A Soldner1*, J McGlade1 , H Chen1 , Z Yu2 , F Mourtada1 , (1) Christiana Care Hospital, Newark, DE, (2) Baylor College of Medicine, Houston, TX

Presentations

SU-I-GPD-J-67 (Sunday, July 30, 2017) 3:00 PM - 6:00 PM Room: Exhibit Hall


Purpose: To validate the accuracy of automated deformable image registration using a novel commercial phantom. Deformable registration of clinical CBCT images can then be used for dose tracking and adaptive planning.

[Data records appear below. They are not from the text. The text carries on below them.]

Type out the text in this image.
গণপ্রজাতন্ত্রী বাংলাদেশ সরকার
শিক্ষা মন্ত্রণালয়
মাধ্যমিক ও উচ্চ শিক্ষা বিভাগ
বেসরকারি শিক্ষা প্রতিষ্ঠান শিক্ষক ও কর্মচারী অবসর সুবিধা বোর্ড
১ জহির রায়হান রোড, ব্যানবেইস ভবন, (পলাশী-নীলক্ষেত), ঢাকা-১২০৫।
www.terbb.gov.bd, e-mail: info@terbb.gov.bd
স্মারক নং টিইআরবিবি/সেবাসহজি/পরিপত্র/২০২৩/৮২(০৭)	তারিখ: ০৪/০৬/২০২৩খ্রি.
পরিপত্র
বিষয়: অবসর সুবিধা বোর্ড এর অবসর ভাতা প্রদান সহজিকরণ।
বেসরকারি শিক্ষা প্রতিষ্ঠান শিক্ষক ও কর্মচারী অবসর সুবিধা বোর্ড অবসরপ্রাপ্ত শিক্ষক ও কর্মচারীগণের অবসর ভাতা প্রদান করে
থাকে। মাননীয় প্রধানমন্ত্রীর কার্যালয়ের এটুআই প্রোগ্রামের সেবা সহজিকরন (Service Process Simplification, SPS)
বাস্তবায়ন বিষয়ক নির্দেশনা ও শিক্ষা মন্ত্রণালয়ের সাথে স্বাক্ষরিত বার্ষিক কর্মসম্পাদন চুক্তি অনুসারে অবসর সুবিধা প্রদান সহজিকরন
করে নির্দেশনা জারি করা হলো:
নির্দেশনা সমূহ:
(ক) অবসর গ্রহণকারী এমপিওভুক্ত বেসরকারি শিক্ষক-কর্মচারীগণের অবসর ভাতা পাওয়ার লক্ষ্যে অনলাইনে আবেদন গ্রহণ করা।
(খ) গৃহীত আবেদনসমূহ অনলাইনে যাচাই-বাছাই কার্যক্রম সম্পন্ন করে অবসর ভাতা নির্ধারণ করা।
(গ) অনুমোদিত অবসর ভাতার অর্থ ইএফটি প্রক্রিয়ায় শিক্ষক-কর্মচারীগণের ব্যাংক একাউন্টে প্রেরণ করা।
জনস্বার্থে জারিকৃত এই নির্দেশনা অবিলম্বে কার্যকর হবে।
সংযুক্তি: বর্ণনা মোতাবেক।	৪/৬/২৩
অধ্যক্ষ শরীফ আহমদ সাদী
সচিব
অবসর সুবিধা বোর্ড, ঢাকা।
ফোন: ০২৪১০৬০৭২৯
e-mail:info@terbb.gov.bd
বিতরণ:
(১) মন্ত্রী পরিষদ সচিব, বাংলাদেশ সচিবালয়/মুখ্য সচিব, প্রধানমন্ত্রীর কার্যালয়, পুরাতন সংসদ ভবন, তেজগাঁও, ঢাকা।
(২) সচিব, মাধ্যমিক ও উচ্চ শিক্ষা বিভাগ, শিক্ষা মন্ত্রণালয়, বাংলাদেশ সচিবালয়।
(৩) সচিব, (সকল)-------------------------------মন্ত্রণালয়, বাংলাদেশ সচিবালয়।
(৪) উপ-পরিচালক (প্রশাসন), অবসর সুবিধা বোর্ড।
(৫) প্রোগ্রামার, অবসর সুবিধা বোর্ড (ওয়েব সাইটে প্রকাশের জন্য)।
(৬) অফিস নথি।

Methods: A CIRS Prostate Training Phantom (Model 070S) was used to determine the accuracy of the RayStation 5.0 deformable registration by tracking interfraction anatomical changes when a random deformation was applied. The CIRS phantom has deformable tissue structures (prostate, seminal vesicles (SV), bladder, and rectum) and was imaged using both simulation CT and CBCT (3-mm thickness). Deformable registration was performed using RayStation’s Hybrid Intensity and Structure Based method, which minimizes an objective function using image similarity terms and anatomical structures. The prostate+SV was contoured manually on each image for comparison with the targets mapped using deformable registration. The overall volume and region of overlap were recorded.

Results: We observed variation in the quality of deformable registration that depended on the anatomical information provided with each image set. Controlling ROIs improve the accuracy of the volume of overlap by 5.29% for the CT and 5.7% for CBCT images. Volume differences for the prostate+SV are under 3.0% for both CT and CBCT, but not necessarily aligned. Using the deformable registration without controlling ROIs can result in errors up to 10% of missing volume overlap.

Conclusion: Current deformation algorithms can produce accurate deformed ROIs, but are highly dependent on image quality and deformation technique. We developed a simple method, using a brachytherapy prostate phantom, to validate RayStation’s deformable image registration. Controlling ROIs are needed to reduce error to within 5%. Moving forward, we plan to use RayStation’s Model Based Segmentation to automatically contour bladder and rectum as control ROIs on CBCTs and tests the deformation algorithm on retrospective patient images. The ability to accurately map deformed ROIs is critical for adaptive planning.